Mutuality
Article 2511 of the Civil Code establishes that “cooperatives are open-ended investment companies with mutual purpose”. In the ministerial report to the Civil Code, mutuality is so defined: “to supply members with goods or services or work opportunities on more favorable terms than those they would obtain by the market”.
Mutuality has the following consequences:
• prohibition on distributing dividends by amount exceeding the rate of postal savings certificates that increased 2,5 percentage points updated to the paid-up capital ;
• prohibition on distributing supply among members (“unavailable supply”);
• deposit of 3% of annual net profits to the Provincial Mutual Fund (in the case of Trentino) for the promotion and development of cooperation;
• devolution, in case of dissolution of the company, of the entire social patrimony, only paid up capitals and dividends eventually earned to be deducted- in favour of the provincial fund.
In the opinion of Ivano Barberini “the Italian legislation doesn’t define, in a precise and clear way, what mutuality means: it leaves its interpretation to the cooperators”.
Ivano Barberini specifies: ”if the basic motivation- the mutual exchange- is the same for every cooperative regardless of their dimensions and sectorial belonging, the content of the exchange is different:
• it can be the job (worker co-op)
• the protection of purchasing power, of health or savings (co-op user),
• marketing, transformation of products,
• provision of means of production (cooperatives and entrepreneurs)

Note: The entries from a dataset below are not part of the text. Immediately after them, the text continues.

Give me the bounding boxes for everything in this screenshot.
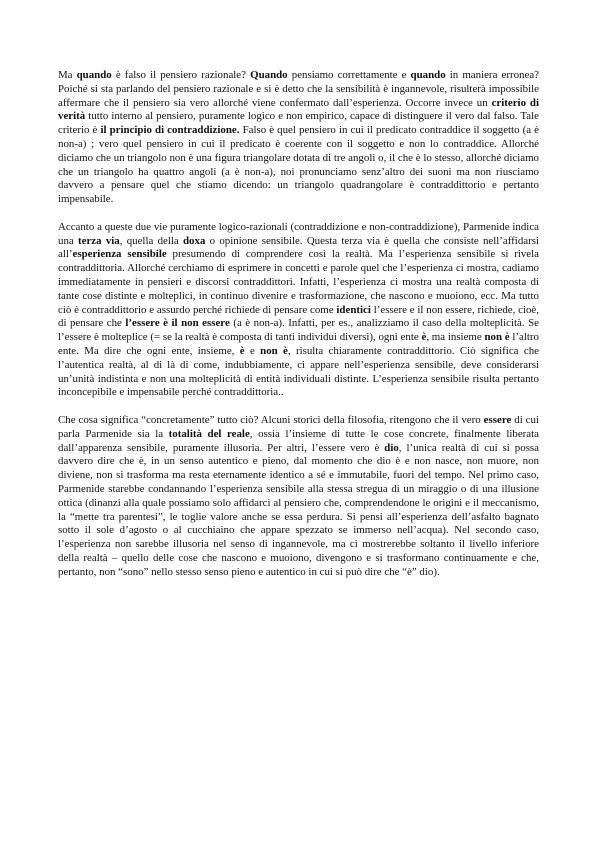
text-run: presumendo di comprendere così la realtà. Ma l’esperienza sensibile si rivela contraddittoria. Allorché cerchiamo di esprimere in concetti e parole quel che l’esperienza ci mostra, cadiamo immediatamente in pensieri e discorsi contraddittori. Infatti, l’esperienza ci mostra una realtà composta di tante cose distinte e molteplici, in continuo divenire e trasformazione, che nascono e muoiono, ecc. Ma tutto ciò è contraddittorio e assurdo perché richiede di pensare come — [58, 248, 539, 316]
bold-text: dio — [384, 441, 399, 454]
bold-text: quando — [76, 69, 112, 81]
text-run: in maniera erronea? Poiché si sta parlando del pensiero razionale e si è detto che la sensibilità è ingannevole, risulterà impossibile affermare che il pensiero sia vero allorché viene confermato dall’esperienza. Occorre invece un — [58, 69, 539, 109]
bold-text: totalità del reale — [168, 427, 250, 440]
text-run: , risulta chiaramente contraddittorio. Ciò significa che l’autentica realtà, al di là di come, indubbiamente, ci appare nell’esperienza sensibile, deve considerarsi un’unità indistinta e non una molteplicità di entità individuali distinte. L’esperienza sensibile risulta pertanto inconcepibile e impensabile perché contraddittoria.. — [58, 344, 539, 399]
bold-text: terza via — [77, 234, 120, 247]
document-page — [58, 69, 539, 593]
text-run: Che cosa significa “concretamente” tutto ciò? Alcuni storici della filosofia, ritengono che il vero — [58, 413, 484, 426]
bold-text: esperienza sensibile — [72, 248, 167, 261]
bold-text: non è — [260, 344, 288, 357]
bold-text: l’essere è il non essere — [125, 317, 230, 330]
bold-text: quando — [410, 69, 446, 81]
text-run: di cui parla Parmenide sia la — [58, 413, 539, 440]
text-run: è falso il pensiero razionale? — [111, 69, 251, 81]
bold-text: essere — [483, 413, 512, 426]
bold-text: Quando — [250, 69, 288, 81]
text-run: Ma — [58, 69, 77, 81]
paragraph-criterio-di-verita — [58, 69, 539, 207]
text-run: , ma insieme — [426, 331, 485, 344]
text-run: , l’unica realtà di cui si possa davvero dire che è, in un senso autentico e pieno, dal momento che dio è e non nasce, non muore, non diviene, non si trasforma ma resta eternamente identico a sé e immutabile, fuori del tempo. Nel primo caso, Parmenide starebbe condannando l’esperienza sensibile alla stessa stregua di un miraggio o di una illusione ottica (dinanzi alla quale possiamo solo affidarci al pensiero che, comprendendone le origini e il meccanismo, la “mette tra parentesi”, le toglie valore anche se essa perdura. Si pensi all’esperienza dell’asfalto bagnato sotto il sole d’agosto o al cucchiaino che appare spezzato se immerso nell’acqua). Nel secondo caso, l’esperienza non sarebbe illusoria nel senso di ingannevole, ma ci mostrerebbe soltanto il livello inferiore della realtà – quello delle cose che nascono e muoiono, divengono e si trasformano continuamente e che, pertanto, non “sono” nello stesso senso pieno e autentico in cui si può dire che “è” dio). — [58, 441, 539, 578]
text-run: (a è non-a). Infatti, per es., analizziamo il caso della molteplicità. Se l’essere è molteplice (= se la realtà è composta di tanti individui diversi), ogni ente — [58, 317, 539, 344]
text-run: , quella della — [119, 234, 183, 247]
text-run: tutto interno al pensiero, puramente logico e non empirico, capace di distinguere il vero dal falso. Tale criterio è — [58, 110, 539, 137]
paragraph-terza-via — [58, 221, 539, 400]
text-run: o opinione sensibile. Questa terza via è quella che consiste nell’affidarsi all’ — [58, 234, 539, 261]
text-run: pensiamo correttamente e — [287, 69, 411, 81]
text-run: Accanto a queste due vie puramente logico-razionali (contraddizione e non-contraddizione), Parmenide indica una — [58, 220, 539, 247]
paragraph-concretamente — [58, 414, 539, 580]
bold-text: identici — [336, 303, 371, 316]
bold-text: è — [239, 344, 245, 357]
bold-text: criterio di verità — [58, 96, 540, 123]
text-run: l’altro ente. Ma dire che ogni ente, insieme, — [58, 331, 540, 357]
text-run: , ossia l’insieme di tutte le cose concrete, finalmente liberata dall’apparenza sensibile, puramente illusoria. Per altri, l’essere vero è — [58, 427, 539, 454]
bold-text: il principio di contraddizione. — [100, 124, 240, 137]
bold-text: doxa — [183, 234, 206, 247]
text-run: e — [244, 344, 261, 357]
text-run: l’essere e il non essere, richiede, cioè, di pensare che — [58, 303, 539, 330]
bold-text: non è — [484, 331, 510, 344]
bold-text: è — [421, 331, 427, 344]
text-run: Falso è quel pensiero in cui il predicato contraddice il soggetto (a è non-a) ; vero quel pensiero in cui il predicato è coerente con il soggetto e non lo contraddice. Allorché diciamo che un triangolo non è una figura triangolare dotata di tre angoli o, il che è lo stesso, allorché diciamo che un triangolo ha quattro angoli (a è non-a), noi pronunciamo senz’altro dei suoni ma non riusciamo davvero a pensare quel che stiamo dicendo: un triangolo quadrangolare è contraddittorio e pertanto impensabile. — [58, 124, 539, 206]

• a mix of all this in the case of multifunctional or multi-stakeholders cooperatives”.
The economist Paolo Leon (2002) recognizes that cooperative enterprises have two types of mutualities: “internal mutuality, in which the cooperators operate to their own and exclusive advantage. The external mutuality that often comes from the internal one, for which cooperatives not only produce for their own members but also for the citizens. It develops where the risk of monopolistic profit is strong and benefits of the market are weak (…) by having an anti-monopoly role, external mutuality is confronted by the greatest opponents in private interest groups, in big companies, in the world of financial risk”.
The Charter of Values of Cooperation in Trentino (2007) reaffirms:
Solidarity acts so that the value of mutuality doesn’t turn into a privileged group that benefits exclusively only members of the cooperative movement.
Solidarity wants instead to enlarge the mutual benefits also
to new members and cooperative enterprises, to a wider community,
so as to play as a counterpart to social inequalities.
According to Stefano Zamagni, “the mutual principle is a particular form of the vaster principle of reciprocity, typical of the civil enterprise”.